Published online by Cambridge University Press: 06 April 2009
The numerical relationships between a population of Lepeophtheirus pectoralis and its host population (plaice) have been described. There was no significant difference between infection levels in male and female plaice. In most of the monthly samples (75%) there was no significant relationship between host length and either the incidence or intensity of infection. The samples in which significant positive correlations occurred were usually taken within the period November to April. It is probable that the immigration of smaller fish, with lower levels of infection, from shallower water produces this effect.
The parasite population was found to have an overdispersed distribution (variance > mean) within its habitat, the host population. The frequency distributions of numbers of parasites per fish were calculated and the negative binomial distribution was fitted to these. The fit was good in 22 of the 24 samples and the value of k, the exponent, was found to be directly related to the mean density of the parasite population.

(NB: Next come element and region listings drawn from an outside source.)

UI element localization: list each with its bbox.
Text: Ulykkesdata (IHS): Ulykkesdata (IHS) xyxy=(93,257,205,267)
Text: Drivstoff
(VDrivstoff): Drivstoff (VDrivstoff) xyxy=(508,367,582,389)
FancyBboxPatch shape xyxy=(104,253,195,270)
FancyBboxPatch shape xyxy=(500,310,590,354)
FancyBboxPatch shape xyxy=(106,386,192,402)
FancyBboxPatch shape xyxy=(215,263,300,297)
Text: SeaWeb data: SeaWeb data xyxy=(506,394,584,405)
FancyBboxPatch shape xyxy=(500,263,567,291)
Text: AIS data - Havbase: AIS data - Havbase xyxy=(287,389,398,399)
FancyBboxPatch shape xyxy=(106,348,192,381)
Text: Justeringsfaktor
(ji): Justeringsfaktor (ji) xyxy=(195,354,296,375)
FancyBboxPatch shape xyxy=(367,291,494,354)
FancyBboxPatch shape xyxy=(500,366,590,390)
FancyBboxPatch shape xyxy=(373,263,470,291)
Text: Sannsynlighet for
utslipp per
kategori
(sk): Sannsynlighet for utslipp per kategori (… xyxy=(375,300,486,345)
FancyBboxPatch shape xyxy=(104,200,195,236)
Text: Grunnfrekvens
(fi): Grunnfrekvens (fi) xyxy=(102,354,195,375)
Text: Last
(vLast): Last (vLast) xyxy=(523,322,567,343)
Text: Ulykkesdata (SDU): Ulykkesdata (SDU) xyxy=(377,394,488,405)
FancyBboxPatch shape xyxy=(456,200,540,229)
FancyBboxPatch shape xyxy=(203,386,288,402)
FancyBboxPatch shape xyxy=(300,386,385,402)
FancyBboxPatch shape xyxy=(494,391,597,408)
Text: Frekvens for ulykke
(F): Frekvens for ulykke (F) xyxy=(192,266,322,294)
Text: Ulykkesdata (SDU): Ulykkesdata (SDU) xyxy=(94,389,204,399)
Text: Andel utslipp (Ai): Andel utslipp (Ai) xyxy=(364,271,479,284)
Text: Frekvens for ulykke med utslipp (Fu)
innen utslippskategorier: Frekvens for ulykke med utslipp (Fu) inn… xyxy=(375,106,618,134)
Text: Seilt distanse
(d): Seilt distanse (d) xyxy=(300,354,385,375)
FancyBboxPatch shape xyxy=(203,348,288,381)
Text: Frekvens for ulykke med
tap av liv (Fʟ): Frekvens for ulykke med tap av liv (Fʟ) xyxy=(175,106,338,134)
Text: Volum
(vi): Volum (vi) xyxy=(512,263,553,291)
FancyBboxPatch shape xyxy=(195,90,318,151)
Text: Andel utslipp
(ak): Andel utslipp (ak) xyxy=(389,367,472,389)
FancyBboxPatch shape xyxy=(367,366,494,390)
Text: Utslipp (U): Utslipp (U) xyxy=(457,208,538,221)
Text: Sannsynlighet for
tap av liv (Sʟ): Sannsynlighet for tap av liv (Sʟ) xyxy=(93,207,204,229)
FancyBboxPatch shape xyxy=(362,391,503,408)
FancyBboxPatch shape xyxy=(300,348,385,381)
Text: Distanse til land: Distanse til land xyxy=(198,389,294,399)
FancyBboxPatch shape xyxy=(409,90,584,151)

Iwao's (1970) method of dispersion analysis indicated that the observed negative binomial was generated by a model of randomly distributed clumps or colonies of individuals. A possible mechanism of producing this pattern was proposed based on evidence from studies of mortality in the parasite population (which indicated that all-or-none type mortality operates on the clumps at certain periods during the year), the infection process (which demonstrated that a single wave of infection produces an overdispersed spatial distribution) and the examination of parasites from individual fish (which displayed a clumping of parasites at certain stages rather than an even spread over the range of possible stages). The mechanism proposed is that the adaptations for host location of the infective copepodid stage tend to produce aggregations of these larvae in favourable areas of a heterogeneous habitat. Fish moving randomly into these areas will tend to be infected by more than one larva (a clump of larvae) at any one time when available for infection. The fish can be regarded as equivalent to random samples of the free larval population and the aggregated distribution of the parasite population on its hosts is therefore directly related to the aggregated distribution of the free-swimming infective larvae.